The first thought that popped into my head was, "HE'S REFUSING TO LOAD! I BETTER NIP THAT!!!" Five hours later he was in the trailer and neither of us were in any shape to go any where. Next day I went to see if his "lesson" had held and he got right in the trailer just like he had done every time before in his life and I patted myself on the back for curing that problem. All the years I had him after that he never once refused to load.

I "fixed" a problem that never existed. He clipped his fetlock and stopped to assess the situation and I went over the edge. I jumped in and began berating him for not loading and things went downhill from there. I did things to that horse that I should have been locked up for or at the very least should have had done to me.

I make this shameful, degrading confession to make a point; that horse NEVER ONCE gave me ANY indication he held that stupidity against me.

I have been monkeying with horses at various barns, scratching them, in the stall looking them over, whatever, and had someone suddenly burst on the scene excitedly warning me, "Watch it! S/he hates men!!" If it wouldn't have been for them warning, I never would have known it. (<-- That was a tongue in cheek remark.) You know, I've met a TON of horses who "hated men" and only one who "hates women."

In my work with problem horses I have come across a good number of "abused" horses. When I ask exactly how they were abused, most owners have no idea and reply, "Well, it seems obvious." They assume the problems they are having are the result of past abuses even though they have no evidence of the abuse.

I have seen horses who the owners insist have never been abused because they have owned them all their lives who act like those who are assumed to be abused or hate men. In all honesty, which implies I'm not normally honest, I have seen horses who were actually abused. For the most part, their actions really mimic problem horses who have not been abused.

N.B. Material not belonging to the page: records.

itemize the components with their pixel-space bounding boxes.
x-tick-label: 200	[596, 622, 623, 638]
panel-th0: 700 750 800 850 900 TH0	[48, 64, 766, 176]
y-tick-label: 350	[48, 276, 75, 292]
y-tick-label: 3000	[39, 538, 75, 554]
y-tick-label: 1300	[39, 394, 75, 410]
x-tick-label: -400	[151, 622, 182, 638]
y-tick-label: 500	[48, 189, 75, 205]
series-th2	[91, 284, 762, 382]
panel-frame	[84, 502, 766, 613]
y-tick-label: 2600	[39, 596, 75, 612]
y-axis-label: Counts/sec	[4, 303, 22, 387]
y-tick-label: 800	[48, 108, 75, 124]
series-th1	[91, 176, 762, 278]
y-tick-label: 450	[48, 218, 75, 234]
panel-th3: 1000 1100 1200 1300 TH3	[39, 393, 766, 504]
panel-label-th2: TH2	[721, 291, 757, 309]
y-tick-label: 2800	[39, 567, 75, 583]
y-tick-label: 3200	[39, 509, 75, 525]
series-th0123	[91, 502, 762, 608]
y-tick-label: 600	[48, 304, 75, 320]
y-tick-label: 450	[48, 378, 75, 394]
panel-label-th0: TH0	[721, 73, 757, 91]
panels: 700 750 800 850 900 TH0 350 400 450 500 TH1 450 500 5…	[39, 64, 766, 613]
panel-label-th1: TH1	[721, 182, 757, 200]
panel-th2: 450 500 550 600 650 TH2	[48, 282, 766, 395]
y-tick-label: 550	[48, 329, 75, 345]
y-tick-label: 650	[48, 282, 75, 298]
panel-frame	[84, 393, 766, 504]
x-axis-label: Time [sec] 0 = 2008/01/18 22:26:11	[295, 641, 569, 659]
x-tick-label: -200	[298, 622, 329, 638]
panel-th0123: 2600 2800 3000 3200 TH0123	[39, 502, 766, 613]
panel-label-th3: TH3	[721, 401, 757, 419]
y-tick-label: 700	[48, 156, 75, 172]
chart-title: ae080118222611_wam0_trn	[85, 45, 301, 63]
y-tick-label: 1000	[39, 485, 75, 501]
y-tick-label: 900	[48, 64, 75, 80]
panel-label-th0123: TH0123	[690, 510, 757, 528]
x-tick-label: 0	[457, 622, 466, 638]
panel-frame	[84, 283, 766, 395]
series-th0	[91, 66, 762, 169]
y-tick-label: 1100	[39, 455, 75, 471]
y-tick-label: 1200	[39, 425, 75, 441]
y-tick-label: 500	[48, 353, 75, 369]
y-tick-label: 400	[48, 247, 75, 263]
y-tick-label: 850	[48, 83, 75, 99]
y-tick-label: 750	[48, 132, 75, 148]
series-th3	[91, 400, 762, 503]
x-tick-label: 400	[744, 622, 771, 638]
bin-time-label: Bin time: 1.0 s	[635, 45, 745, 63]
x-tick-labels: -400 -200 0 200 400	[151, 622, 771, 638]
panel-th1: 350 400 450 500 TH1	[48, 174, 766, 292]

I have come to the conclusion that I can throw abuse out of the equation and act like it never happened. Does that mean that it didn't happen? No. But I have found out that abuse is essentially "training" - "I will do this and you will do this." If you can train a horse to do something, you can untrain it to do something.

Horses are the most compliant creatures on earth. They live in the now. Change the now and you can change the action.

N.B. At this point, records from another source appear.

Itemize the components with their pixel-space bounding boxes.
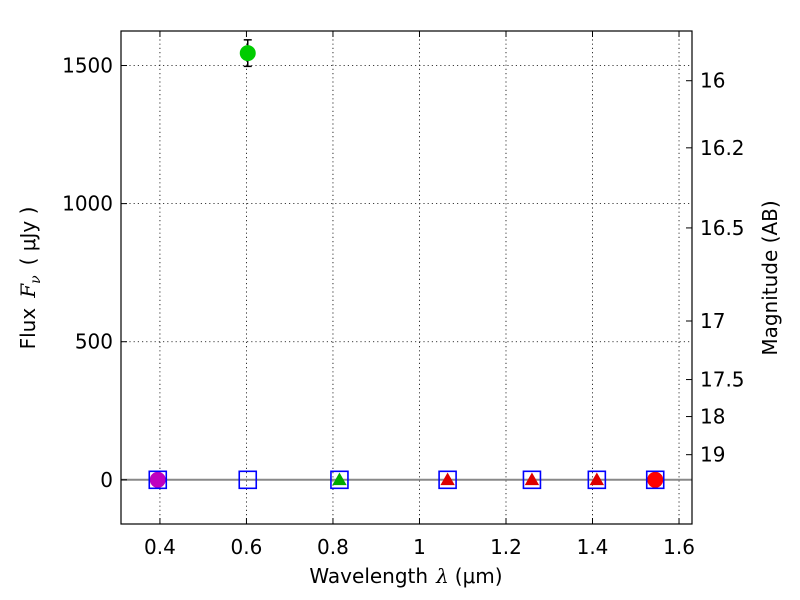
data-point-detection-red [647, 471, 664, 488]
y-tick-label: 1000 [62, 192, 113, 216]
x-tick-label: 0.4 [144, 535, 176, 559]
plot-frame [120, 30, 693, 525]
x-axis-label: Wavelength λ (μm) [309, 564, 502, 588]
y2-tick-label: 16 [700, 69, 725, 93]
x-tick-label: 1 [413, 535, 426, 559]
model-point [438, 470, 457, 490]
model-point [238, 470, 258, 490]
y-tick-label: 1500 [62, 54, 113, 78]
data-marks [148, 39, 665, 490]
axis-ticks: 0.4 0.6 0.8 1 1.2 1.4 1.6 0 500 1000 1500 16 16.2 16.… [62, 31, 745, 559]
model-point [148, 470, 168, 490]
y2-tick-label: 18 [700, 405, 725, 429]
upper-limit-upper-limit-green [332, 472, 347, 486]
upper-limit-upper-limit-red [524, 472, 540, 486]
upper-limit-upper-limit-red [589, 472, 605, 486]
y2-tick-label: 17.5 [700, 368, 745, 392]
model-point [645, 470, 665, 490]
y2-tick-label: 16.5 [700, 216, 745, 240]
upper-limit-upper-limit-red [440, 472, 455, 486]
x-tick-label: 0.8 [317, 535, 349, 559]
data-point-detection-green [239, 45, 256, 62]
y2-tick-label: 19 [700, 443, 725, 467]
x-tick-label: 1.6 [663, 535, 695, 559]
y-axis-label: FluxFν( μJy ) [16, 207, 44, 350]
model-point [522, 470, 542, 490]
y2-axis-label: Magnitude (AB) [758, 200, 782, 355]
data-point-detection-magenta [149, 471, 166, 488]
x-tick-label: 0.6 [231, 535, 263, 559]
model-point [330, 470, 349, 490]
x-tick-label: 1.2 [490, 535, 522, 559]
y-tick-label: 500 [75, 330, 113, 354]
y2-tick-label: 17 [700, 309, 725, 333]
model-point [587, 470, 607, 490]
y-tick-label: 0 [100, 468, 113, 492]
x-tick-label: 1.4 [577, 535, 609, 559]
y2-tick-label: 16.2 [700, 136, 745, 160]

Eliminate the abuse and nervousness around men thoughts. "Won't allow your feet to be handled?" We don't care why unless it is a present physical problem. We begin by telling the horse that we are the leader and since we are the leader you are the follower. I fully cover how to do that in my DVD Mentally Connecting With The Adult Horse.

Once we connect with the horse and have established a leader / follower relationship we then ask for the hoof. If he does not give it, we reinforce the connection. The goal is not to lift the foot, the goal is to get the horse following the leader's direction. Once we have the horse doing we have essentially put an end to handling and behavioral problems.

When I lounge him he walks fine, and with low energy he trots fine, but with high energy he strikes out, not necessarily at me, but straight ahead. I am not comfortable with him and am wondering if I should pack it in, I saw your tapes on ebay and would like your advice.

Is there any possibility he can get you with his strikes? I pay little attention to these displays AS LONG AS I AM NOT IN RANGE. He can roll on his back and slap his hands and feet on the ground, spit daggers or fire for all I care, it doesn't mean anything to me. I ignore them and continue with what I'm doing. This defuses those actions because they accomplish nothing.

I too have arrived at an age where my body can longer take the gaff it did not too long ago. I now do everything I can to lessen the chances of any further damage. One of those things is to keep my horse as low to the ground as I can and still have it pack me around. I understand your concern and am sorry to say that only you can make that decision.

I tell people to combat their fears by taking little steps past them. But sometimes, if the fear is too large the journey may seem too long to get around it.

The behaviors you report are not that big a deal. They can be overcome.